Eichmann en Jerusalén generó una polémica que en realidad nunca ha terminado y que supuso para su autora su definitivo aislamiento. Ya en los años cuarenta había empezado a distanciarse del sionismo, siendo duramente atacada por ello. Arendt se mostró muy crítica con algunos aspectos de la construcción del Estado de Israel y con su deriva ultranacionalista. Su temperamento intelectual se negaba siempre a comulgar con cualquier ideología, ya fuera el sionismo, el marxismo o el liberalismo.

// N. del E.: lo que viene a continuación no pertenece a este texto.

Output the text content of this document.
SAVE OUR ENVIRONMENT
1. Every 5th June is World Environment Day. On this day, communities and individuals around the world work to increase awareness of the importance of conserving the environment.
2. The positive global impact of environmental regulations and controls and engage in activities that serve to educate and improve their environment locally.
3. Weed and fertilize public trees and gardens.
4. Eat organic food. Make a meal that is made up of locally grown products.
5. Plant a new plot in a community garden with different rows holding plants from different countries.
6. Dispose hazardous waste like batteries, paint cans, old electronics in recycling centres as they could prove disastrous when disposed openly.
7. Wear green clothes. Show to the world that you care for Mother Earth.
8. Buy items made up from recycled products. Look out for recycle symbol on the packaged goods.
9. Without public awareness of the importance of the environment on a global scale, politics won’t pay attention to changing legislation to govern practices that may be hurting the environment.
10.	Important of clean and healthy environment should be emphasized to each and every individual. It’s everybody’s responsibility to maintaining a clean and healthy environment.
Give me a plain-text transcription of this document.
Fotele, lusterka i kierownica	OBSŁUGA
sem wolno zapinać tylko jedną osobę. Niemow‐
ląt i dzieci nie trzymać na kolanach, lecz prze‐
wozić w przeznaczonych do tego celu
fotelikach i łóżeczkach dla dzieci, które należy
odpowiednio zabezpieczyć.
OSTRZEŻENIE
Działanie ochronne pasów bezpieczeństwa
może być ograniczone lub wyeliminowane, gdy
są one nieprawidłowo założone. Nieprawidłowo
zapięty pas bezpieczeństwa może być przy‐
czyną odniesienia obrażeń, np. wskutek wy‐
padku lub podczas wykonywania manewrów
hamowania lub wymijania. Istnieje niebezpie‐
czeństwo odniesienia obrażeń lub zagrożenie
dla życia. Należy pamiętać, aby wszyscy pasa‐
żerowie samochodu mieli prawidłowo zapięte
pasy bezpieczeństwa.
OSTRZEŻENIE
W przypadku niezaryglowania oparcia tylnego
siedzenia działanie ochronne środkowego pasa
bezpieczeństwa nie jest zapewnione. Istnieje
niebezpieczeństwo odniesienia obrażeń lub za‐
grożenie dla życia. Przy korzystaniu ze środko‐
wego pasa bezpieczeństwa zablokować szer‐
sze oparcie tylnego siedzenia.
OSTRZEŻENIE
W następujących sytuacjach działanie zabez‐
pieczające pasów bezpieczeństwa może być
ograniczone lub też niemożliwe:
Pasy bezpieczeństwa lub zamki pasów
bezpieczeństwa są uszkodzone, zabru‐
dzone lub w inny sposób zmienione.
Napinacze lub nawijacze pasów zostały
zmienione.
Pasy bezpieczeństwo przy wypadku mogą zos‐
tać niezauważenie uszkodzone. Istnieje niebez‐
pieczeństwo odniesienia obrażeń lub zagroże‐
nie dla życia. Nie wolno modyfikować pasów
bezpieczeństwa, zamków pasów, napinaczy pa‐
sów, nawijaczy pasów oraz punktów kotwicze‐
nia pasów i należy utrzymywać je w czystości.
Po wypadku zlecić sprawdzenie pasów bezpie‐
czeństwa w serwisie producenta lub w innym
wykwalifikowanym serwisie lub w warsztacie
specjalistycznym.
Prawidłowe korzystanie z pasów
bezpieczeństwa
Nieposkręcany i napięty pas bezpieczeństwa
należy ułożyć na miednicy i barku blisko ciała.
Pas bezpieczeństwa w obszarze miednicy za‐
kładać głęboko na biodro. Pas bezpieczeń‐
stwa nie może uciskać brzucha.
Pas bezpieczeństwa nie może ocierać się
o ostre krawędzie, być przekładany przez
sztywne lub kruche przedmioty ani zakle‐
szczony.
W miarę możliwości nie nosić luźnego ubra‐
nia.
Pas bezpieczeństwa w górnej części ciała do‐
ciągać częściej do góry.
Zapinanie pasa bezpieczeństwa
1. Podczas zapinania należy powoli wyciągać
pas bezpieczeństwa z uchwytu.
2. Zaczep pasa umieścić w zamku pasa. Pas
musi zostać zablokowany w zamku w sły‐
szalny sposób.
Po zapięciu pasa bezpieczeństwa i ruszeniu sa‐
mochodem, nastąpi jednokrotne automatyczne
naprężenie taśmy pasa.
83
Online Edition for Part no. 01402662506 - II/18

Su difícil y a veces suicida independencia sigue siendo su legado más valioso.
“La
curiosa cualidad lógica de todos los ismos”, dijo en una ocasión, “su
confianza simple en el valor salvador de la devoción tozuda sin atender a
factores específicos y variantes, alberga ya los primeros gérmenes del
desprecio totalitario por la realidad y por los hechos”. Ocurrió, de
todos modos, que en Eichmann, Arendt se atrevió a tocar, con la osadía
que le era característica, el espinoso asunto de la responsabilidad de
los Judenräte, de los consejos judíos, en las matanzas, un asunto del
que no tenía toda la información necesaria y cuya mención le granjeó
para siempre el calificativo de “judía que se odia a sí misma”.
En
La condición humana (1958), Hannah Arendt llegó a la conclusión de que
en la modernidad habíamos perdido la capacidad de organizarnos
políticamente, absortos en la producción, el consumo y las servidumbres
del destino. Releer su obra hoy en día supone tomar conciencia de que la
crisis política que definió sigue siendo la nuestra y de que los
mecanismos totalitarios que describió y diseccionó no han dejado de
funcionar y siguen operando de formas distintas.